DİSK-AR asgari ücretle ilgili çok kapsamlı bir araştırma raporu yayımladı. Önümüzdeki günlerde bu rapordan hepimiz çok yararlanacağız. Bugün söz konusu araştırmadan bir bölüm aktarmakla yetineceğim…
■ 2024 yılı verilerine göre 9,5 milyon işçi, asgari ücretin altı ve yüzde 10 fazlası arasında, yani asgari ücret komşuluğunda çalışıyor.
■ Bir başka deyişle 2024 yılı itibarıyla tüm özel sektör işçilerinin yüzde 53,2’si asgari ücret komşuluğunda ücret alıyor.

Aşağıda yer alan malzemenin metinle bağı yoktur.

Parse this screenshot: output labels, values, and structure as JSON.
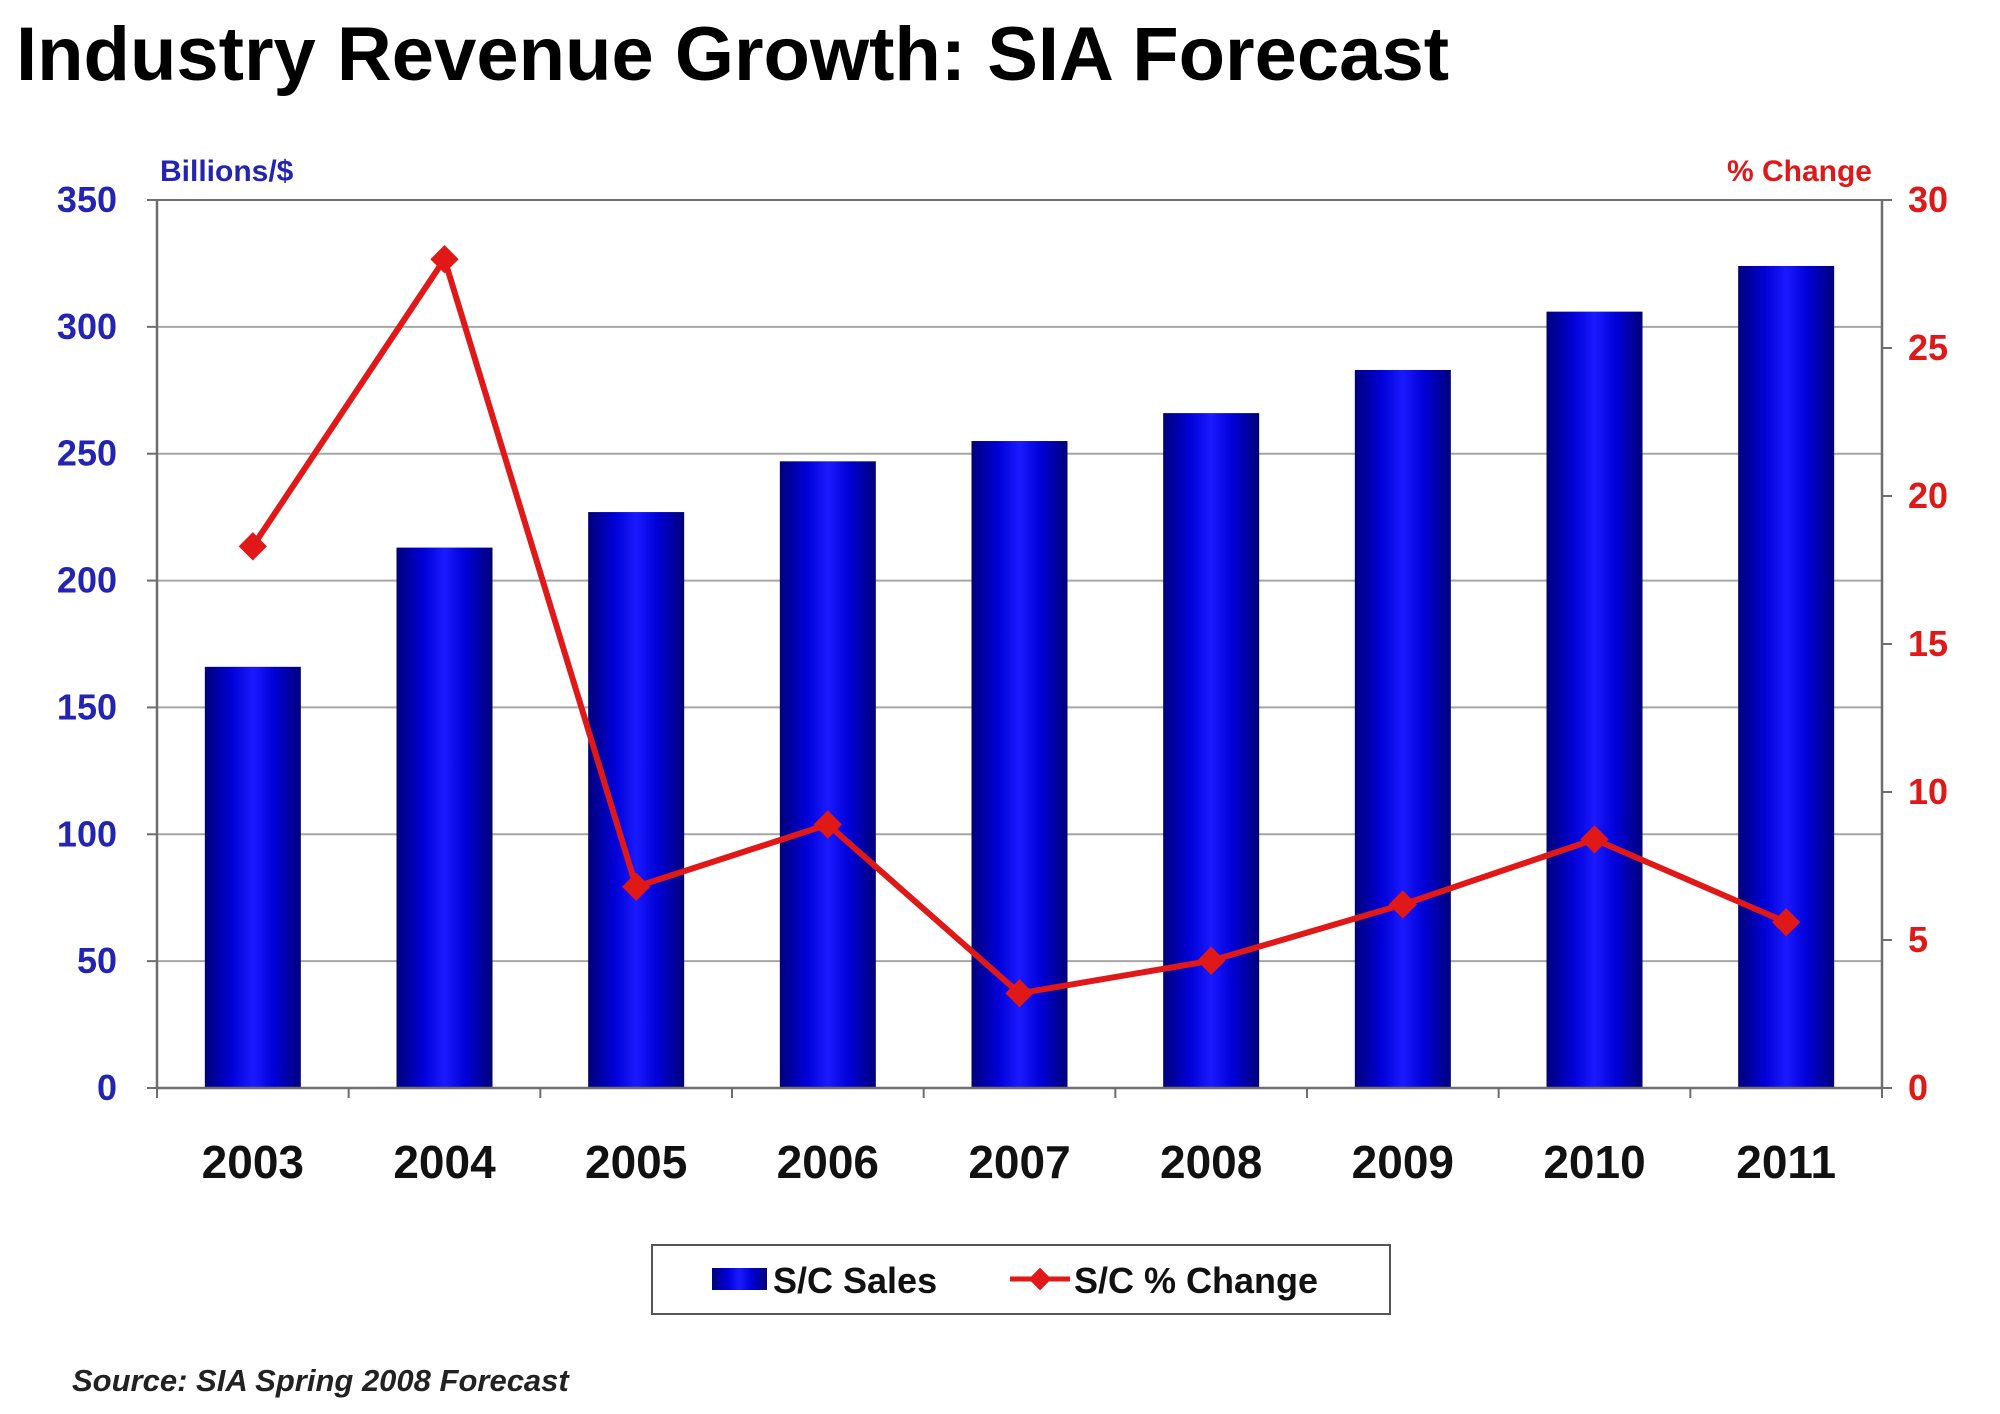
{
  "chart_data": {
    "type": "bar",
    "title": "Industry Revenue Growth: SIA Forecast",
    "source": "Source: SIA Spring 2008 Forecast",
    "categories": [
      "2003",
      "2004",
      "2005",
      "2006",
      "2007",
      "2008",
      "2009",
      "2010",
      "2011"
    ],
    "left_axis": {
      "unit_label": "Billions/$",
      "ylim": [
        0,
        350
      ],
      "ticks": [
        "0",
        "50",
        "100",
        "150",
        "200",
        "250",
        "300",
        "350"
      ],
      "color": "#2323b4"
    },
    "right_axis": {
      "unit_label": "% Change",
      "ylim": [
        0,
        30
      ],
      "ticks": [
        "0",
        "5",
        "10",
        "15",
        "20",
        "25",
        "30"
      ],
      "color": "#e01818"
    },
    "series": [
      {
        "name": "S/C Sales",
        "type": "bar",
        "axis": "left",
        "color": "#0000d0",
        "values": [
          166,
          213,
          227,
          247,
          255,
          266,
          283,
          306,
          324
        ]
      },
      {
        "name": "S/C % Change",
        "type": "line",
        "axis": "right",
        "color": "#e01818",
        "marker": "diamond",
        "values": [
          18.3,
          28.0,
          6.8,
          8.9,
          3.2,
          4.3,
          6.2,
          8.4,
          5.6
        ]
      }
    ],
    "grid": true,
    "legend_position": "bottom-center"
  }
}
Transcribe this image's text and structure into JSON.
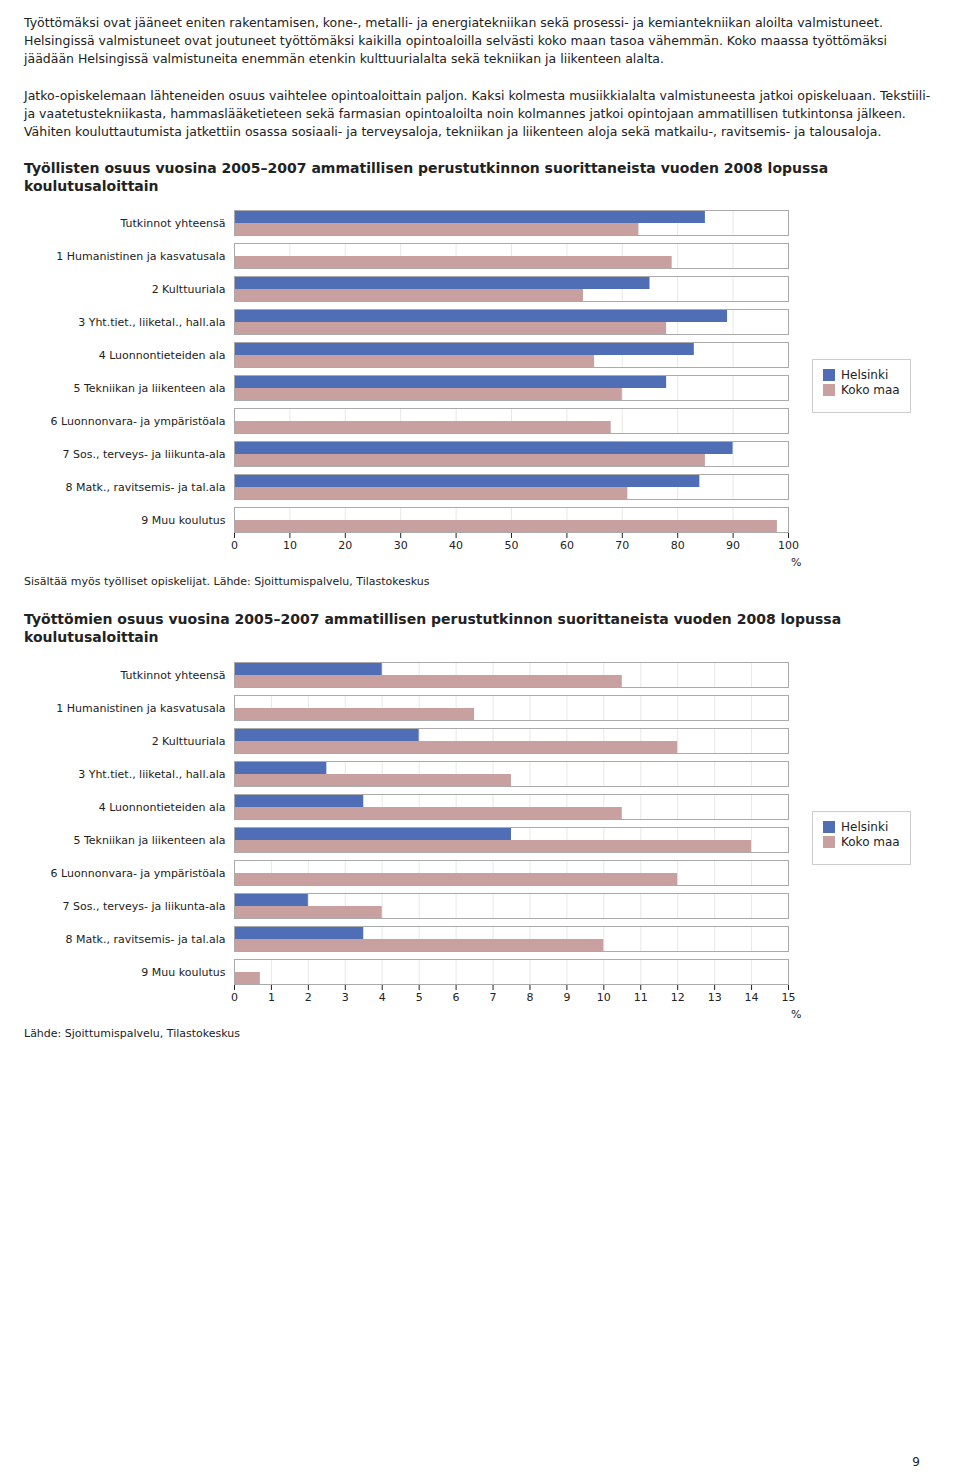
{
  "text": "Työttömäksi ovat jääneet eniten rakentamisen, kone-, metalli- ja energiatekniikan sekä prosessi- ja kemiantekniikan aloilta valmistuneet. Helsingissä valmistuneet ovat joutuneet työttömäksi kaikilla opintoaloilla selvästi koko maan tasoa vähemmän. Koko maassa työttömäksi jäädään Helsingissä valmistuneita enemmän etenkin kulttuurialalta sekä tekniikan ja liikenteen alalta.\n\nJatko-opiskelemaan lähteneiden osuus vaihtelee opintoaloittain paljon. Kaksi kolmesta musiikkialalta valmistuneesta jatkoi opiskeluaan. Tekstiili- ja vaatetustekniikasta, hammaslääketieteen sekä farmasian opintoaloilta noin kolmannes jatkoi opintojaan ammatillisen tutkintonsa jälkeen. Vähiten kouluttautumista jatkettiin osassa sosiaali- ja terveysaloja, tekniikan ja liikenteen aloja sekä matkailu-, ravitsemis- ja talousaloja.",
  "page_number": "9",
  "chart_data": [
    {
      "type": "bar",
      "orientation": "horizontal",
      "title": "Työllisten osuus vuosina 2005–2007 ammatillisen perustutkinnon suorittaneista vuoden 2008 lopussa koulutusaloittain",
      "x_label": "%",
      "categories": [
        "Tutkinnot yhteensä",
        "1 Humanistinen ja kasvatusala",
        "2 Kulttuuriala",
        "3 Yht.tiet., liiketal., hall.ala",
        "4 Luonnontieteiden ala",
        "5 Tekniikan ja liikenteen ala",
        "6 Luonnonvara- ja ympäristöala",
        "7 Sos., terveys- ja liikunta-ala",
        "8 Matk., ravitsemis- ja tal.ala",
        "9 Muu koulutus"
      ],
      "series": [
        {
          "name": "Helsinki",
          "color": "#4F6EB5",
          "values": [
            85,
            null,
            75,
            89,
            83,
            78,
            null,
            90,
            84,
            null
          ]
        },
        {
          "name": "Koko maa",
          "color": "#C9A0A0",
          "values": [
            73,
            79,
            63,
            78,
            65,
            70,
            68,
            85,
            71,
            98
          ]
        }
      ],
      "xlim": [
        0,
        100
      ],
      "xticks": [
        0,
        10,
        20,
        30,
        40,
        50,
        60,
        70,
        80,
        90,
        100
      ],
      "grid": true,
      "legend": "right",
      "note": "Sisältää myös työlliset opiskelijat. Lähde: Sjoittumispalvelu, Tilastokeskus"
    },
    {
      "type": "bar",
      "orientation": "horizontal",
      "title": "Työttömien osuus vuosina 2005–2007 ammatillisen perustutkinnon suorittaneista vuoden 2008 lopussa koulutusaloittain",
      "x_label": "%",
      "categories": [
        "Tutkinnot yhteensä",
        "1 Humanistinen ja kasvatusala",
        "2 Kulttuuriala",
        "3 Yht.tiet., liiketal., hall.ala",
        "4 Luonnontieteiden ala",
        "5 Tekniikan ja liikenteen ala",
        "6 Luonnonvara- ja ympäristöala",
        "7 Sos., terveys- ja liikunta-ala",
        "8 Matk., ravitsemis- ja tal.ala",
        "9 Muu koulutus"
      ],
      "series": [
        {
          "name": "Helsinki",
          "color": "#4F6EB5",
          "values": [
            4,
            null,
            5,
            2.5,
            3.5,
            7.5,
            null,
            2,
            3.5,
            null
          ]
        },
        {
          "name": "Koko maa",
          "color": "#C9A0A0",
          "values": [
            10.5,
            6.5,
            12,
            7.5,
            10.5,
            14,
            12,
            4,
            10,
            0.7
          ]
        }
      ],
      "xlim": [
        0,
        15
      ],
      "xticks": [
        0,
        1,
        2,
        3,
        4,
        5,
        6,
        7,
        8,
        9,
        10,
        11,
        12,
        13,
        14,
        15
      ],
      "grid": true,
      "legend": "right",
      "note": "Lähde: Sjoittumispalvelu, Tilastokeskus"
    }
  ]
}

■ Ücretle çalışanların 8,4 milyonu (yüzde 46,7’si) asgari ücret ve altında ücretle çalıştığını söylüyor.
■ Asgari ücretin yüzde 5 fazlası ücretle ve asgari ücretin altında bir ücretle çalışanlar tüm özel sektör çalışanlarının yüzde 49,6’sını (8,9 milyon) oluşturuyor.
■ Türkiye’de 11,2 milyon işçi (yüzde 62,5) asgari ücretin yüzde 20 fazlası ve altında ücretle çalışırken, asgari ücretin iki katından fazla ücret alanlar işçilerin yalnızca yüzde 12,7’sini oluşturuyor.
11,2 milyon x 4 = 45 milyon
DİSK-AR’ın araştırmasının sonuçları çok çarpıcı…
11,2 milyon işçi asgari ücretin yüzde 20 fazlasına kadar ücret alıyor. Bu 11,2 milyonun içinde asgari ücretli de var, asgari ücretten az alan da, yüzde 20’ye kadar fazla alan da.
Bu işçilerin bir kısmı asgari ücretten düşük, bir kısmı yüksek ücret alıyor olsun, ortalamayı da asgari ücretin biraz üstü kabul edelim.
Varsayalım her hane dört kişiden oluşuyor ve her hanede bir kişi çalışıyor. Sonuç; 45 milyonluk nüfusu kapsayan 11 milyon haneye yalnızca asgari ücretten bir miktar fazla para giriyor. Bu yıl için söylersek 22-23 bin lira. Bu tutar seneye de öyle görünüyor ki ancak 27-28 bin lira dolayında olacak.
Asgari ücreti iyi kötü gerçek harcama düzeyine göre belirlemeye yarayacak o pembe not kağıdı da yok artık. “Asgari ücret şu kadar olacak” deniliyor ve oluyor!